Question

A particle moves from the point $(2.0\hat{i}+4.0\hat{j})m$ at $t=0$, with an initial velocity $(5.0\hat{i}+4.0\hat{j})m/s$. It is acted upon by a constant force which produces a constant acceleration $(4.0\hat{i}+4.0\hat{j})m/s^2$. What is the distance of the particle from the origin at time $2s$ ?

• A. $10\sqrt{2}m$
• B. $15m$
• C. $5m$
• D. $20\sqrt{2}m$

Answer 1

The correct option is D $20\sqrt{2}m$

1. Find displacement of the partical at time $2s$

$\overrightarrow{s}=\overrightarrow{u}t+\frac{1}{2}$ $\overrightarrow{a}{t}^2$

Given,

initial velocity, $\overrightarrow{u}=(5.0\hat{i}+4.0\hat{j})m/s$

Acceleration, $\overrightarrow{a}=(4.0\hat{i}+4.0\hat{j}m/s^2$

So, position of the particle after $2s$,

Using, $\overrightarrow{s}=\overrightarrow{u}t+\frac{1}{2}\overrightarrow{a}{t}^2$

$\overrightarrow{s}=(5.0\hat{i}+4.0\hat{j})\times 2+\frac{1}{2}(4.0\hat{i}+4.0\hat{j})\times (2{)}^2$

$\overrightarrow{s}=18\hat{i}+16\hat{j}$

2. Find distance of the particle from the origin at time $2s$.

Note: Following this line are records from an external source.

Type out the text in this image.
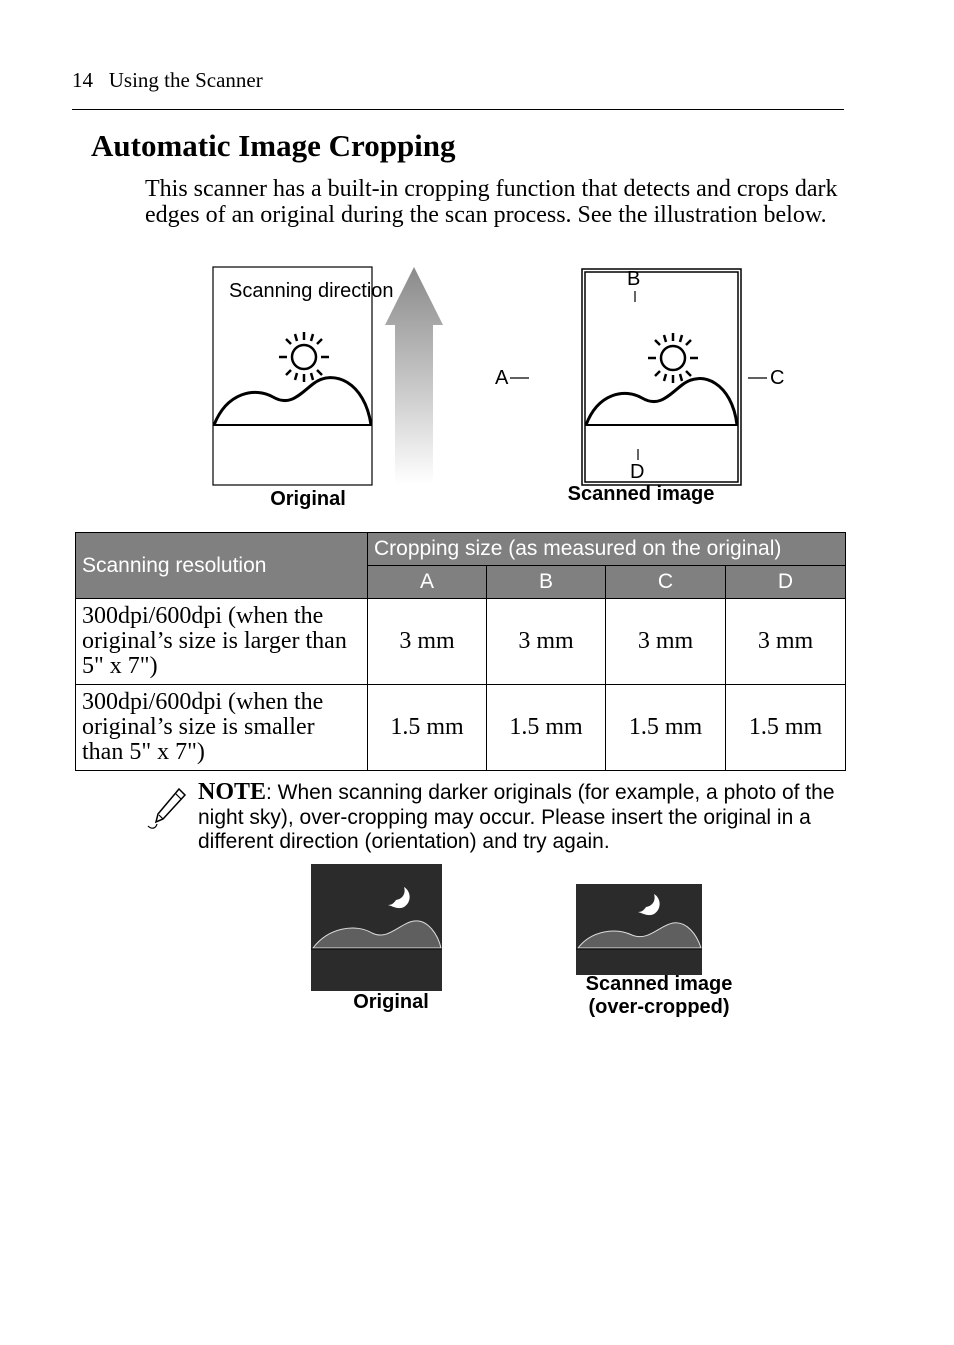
14 Using the Scanner
Automatic Image Cropping
This scanner has a built-in cropping function that detects and crops dark edges of an original during the scan process. See the illustration below.
Scanning direction
Original
B
D
A	C
Scanned image
Scanning resolution	Cropping size (as measured on the original)			
	A	B	C	D
300dpi/600dpi (when the original’s size is larger than 5" x 7")	3 mm	3 mm	3 mm	3 mm
300dpi/600dpi (when the original’s size is smaller than 5" x 7")	1.5 mm	1.5 mm	1.5 mm	1.5 mm
NOTE: When scanning darker originals (for example, a photo of the night sky), over-cropping may occur. Please insert the original in a different direction (orientation) and try again.
Original
Scanned image
(over-cropped)
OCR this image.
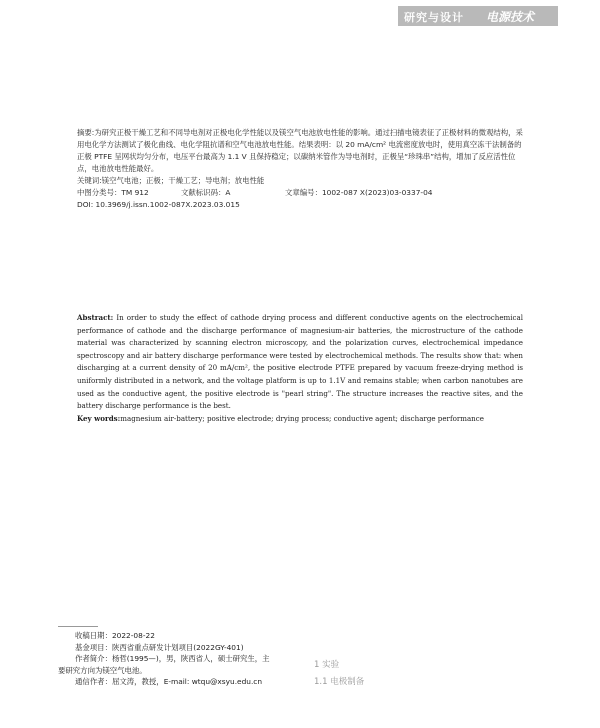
研究与设计 电源技术

摘要:为研究正极干燥工艺和不同导电剂对正极电化学性能以及镁空气电池放电性能的影响。通过扫描电镜表征了正极材料的微观结构，采用电化学方法测试了极化曲线、电化学阻抗谱和空气电池放电性能。结果表明：以 20 mA/cm² 电流密度放电时，使用真空冻干法制备的正极 PTFE 呈网状均匀分布，电压平台最高为 1.1 V 且保持稳定；以碳纳米管作为导电剂时，正极呈“珍珠串”结构，增加了反应活性位点，电池放电性能最好。

关键词:镁空气电池；正极；干燥工艺；导电剂；放电性能

中图分类号：TM 912	文献标识码：A	文章编号：1002-087 X(2023)03-0337-04

DOI: 10.3969/j.issn.1002-087X.2023.03.015

Abstract: In order to study the effect of cathode drying process and different conductive agents on the electrochemical performance of cathode and the discharge performance of magnesium-air batteries, the microstructure of the cathode material was characterized by scanning electron microscopy, and the polarization curves, electrochemical impedance spectroscopy and air battery discharge performance were tested by electrochemical methods. The results show that: when discharging at a current density of 20 mA/cm², the positive electrode PTFE prepared by vacuum freeze-drying method is uniformly distributed in a network, and the voltage platform is up to 1.1V and remains stable; when carbon nanotubes are used as the conductive agent, the positive electrode is "pearl string". The structure increases the reactive sites, and the battery discharge performance is the best.

Key words:magnesium air-battery; positive electrode; drying process; conductive agent; discharge performance

收稿日期：2022-08-22

基金项目：陕西省重点研发计划项目(2022GY-401)

作者简介：杨哲(1995—)，男，陕西省人，硕士研究生，主

要研究方向为镁空气电池。

通信作者：屈文涛，教授，E-mail: wtqu@xsyu.edu.cn

1 实验
1.1 电极制备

Given, initial position of the particle,

${\overrightarrow{r}}_i=(2.0\hat{i}+4.0\hat{j})m$

Let the position of the particle at time $2s$ be ${\overrightarrow{r}}_f$.

${\overrightarrow{r}}_f-{\overrightarrow{r}}_i=\overrightarrow{s}=18\hat{i}+16\hat{j}$

${\overrightarrow{r}}_f=(18\hat{i}+16\hat{j})+(2.0\hat{i}+4.0\hat{j})$

${\overrightarrow{r}}_f=20\hat{i}+20\hat{j}$

So, distance of the particle from the origin,

$\left|{\overrightarrow{r}}_f\right|=\sqrt{(20{)}^2+(20{)}^2}$

$\left|{\overrightarrow{r}}_f\right|=20\sqrt{2}m$

Final answer : (a)